The next Administration has the option reduce or remove disruptive and costly trade barriers, as well as to set up new ones.
Update: This November 14, 2016 Foreign Affairs article, “Will China Trump Trump? Antagonizing Beijing for Short-Term Gain,” provides useful overview of problems neo-mercantilist policies would cause with current US/China/Mexico supply chains:
Overall industrial output in the United States is at a historical high, while manufacturing employment is at a historical low.
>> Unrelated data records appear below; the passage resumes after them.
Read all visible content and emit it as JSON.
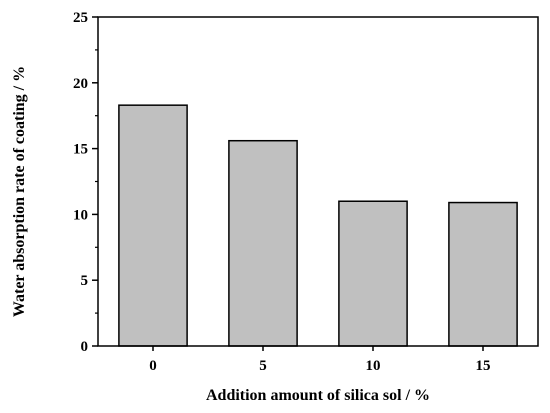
{
  "chart_data": {
    "type": "bar",
    "title": "",
    "xlabel": "Addition amount of silica sol / %",
    "ylabel": "Water absorption rate of coating / %",
    "categories": [
      "0",
      "5",
      "10",
      "15"
    ],
    "values": [
      18.3,
      15.6,
      11.0,
      10.9
    ],
    "ylim": [
      0,
      25
    ],
    "yticks": [
      "0",
      "5",
      "10",
      "15",
      "20",
      "25"
    ],
    "grid": false,
    "legend": "none",
    "bar_color": "#c0c0c0",
    "edge_color": "#000000"
  }
}
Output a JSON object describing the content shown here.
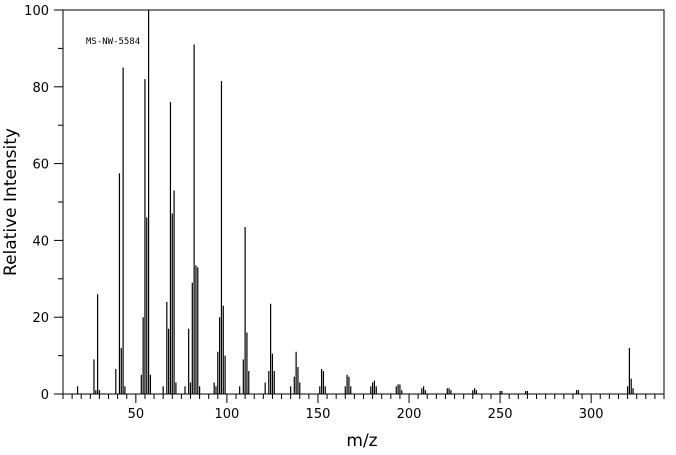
{
  "chart_data": {
    "type": "bar",
    "title": "",
    "annotation": "MS-NW-5584",
    "xlabel": "m/z",
    "ylabel": "Relative Intensity",
    "xlim": [
      10,
      340
    ],
    "ylim": [
      0,
      100
    ],
    "x_major_ticks": [
      50,
      100,
      150,
      200,
      250,
      300
    ],
    "x_minor_step": 5,
    "y_major_ticks": [
      0,
      20,
      40,
      60,
      80,
      100
    ],
    "y_minor_step": 10,
    "grid": false,
    "peaks": [
      [
        18,
        2
      ],
      [
        27,
        9
      ],
      [
        28,
        1
      ],
      [
        29,
        26
      ],
      [
        30,
        1
      ],
      [
        39,
        6.5
      ],
      [
        41,
        57.5
      ],
      [
        42,
        12
      ],
      [
        43,
        85
      ],
      [
        44,
        2
      ],
      [
        53,
        5
      ],
      [
        54,
        20
      ],
      [
        55,
        82
      ],
      [
        56,
        46
      ],
      [
        57,
        100
      ],
      [
        58,
        5
      ],
      [
        65,
        2
      ],
      [
        67,
        24
      ],
      [
        68,
        17
      ],
      [
        69,
        76
      ],
      [
        70,
        47
      ],
      [
        71,
        53
      ],
      [
        72,
        3
      ],
      [
        77,
        2
      ],
      [
        79,
        17
      ],
      [
        80,
        3
      ],
      [
        81,
        29
      ],
      [
        82,
        91
      ],
      [
        83,
        33.5
      ],
      [
        84,
        33
      ],
      [
        85,
        2
      ],
      [
        93,
        3
      ],
      [
        94,
        2
      ],
      [
        95,
        11
      ],
      [
        96,
        20
      ],
      [
        97,
        81.5
      ],
      [
        98,
        23
      ],
      [
        99,
        10
      ],
      [
        107,
        2
      ],
      [
        109,
        9
      ],
      [
        110,
        43.5
      ],
      [
        111,
        16
      ],
      [
        112,
        6
      ],
      [
        121,
        3
      ],
      [
        123,
        6
      ],
      [
        124,
        23.5
      ],
      [
        125,
        10.5
      ],
      [
        126,
        6
      ],
      [
        135,
        2
      ],
      [
        137,
        4.5
      ],
      [
        138,
        11
      ],
      [
        139,
        7
      ],
      [
        140,
        3
      ],
      [
        151,
        2
      ],
      [
        152,
        6.5
      ],
      [
        153,
        6
      ],
      [
        154,
        2
      ],
      [
        165,
        2
      ],
      [
        166,
        5
      ],
      [
        167,
        4.5
      ],
      [
        168,
        2
      ],
      [
        179,
        2
      ],
      [
        180,
        3
      ],
      [
        181,
        3.5
      ],
      [
        182,
        2
      ],
      [
        193,
        2
      ],
      [
        194,
        2.5
      ],
      [
        195,
        2.5
      ],
      [
        196,
        1
      ],
      [
        207,
        1.5
      ],
      [
        208,
        2
      ],
      [
        209,
        1
      ],
      [
        221,
        1.5
      ],
      [
        222,
        1.5
      ],
      [
        223,
        1
      ],
      [
        235,
        1
      ],
      [
        236,
        1.5
      ],
      [
        237,
        1
      ],
      [
        250,
        0.8
      ],
      [
        251,
        0.8
      ],
      [
        264,
        0.8
      ],
      [
        265,
        0.8
      ],
      [
        292,
        1
      ],
      [
        293,
        1
      ],
      [
        320,
        2
      ],
      [
        321,
        12
      ],
      [
        322,
        4
      ],
      [
        323,
        1.5
      ]
    ]
  }
}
As it happened with agriculture more than a century ago, technological progress, which leads to productivity gains, is to be blamed for the dearth of blue-collar jobs in the United States. Globalization only reinforces the underlying dynamics. Moreover, in a world of global value chains, where production is sliced and diced across the world, several imports from China, such as auto parts, steel, semiconductors, and plastics, are actually intermediate goods or raw material for U.S. exporters, meaning that they contribute to the value of the final good.
Previous posts have reviewed arguments both for and against additional trade restrictions with China.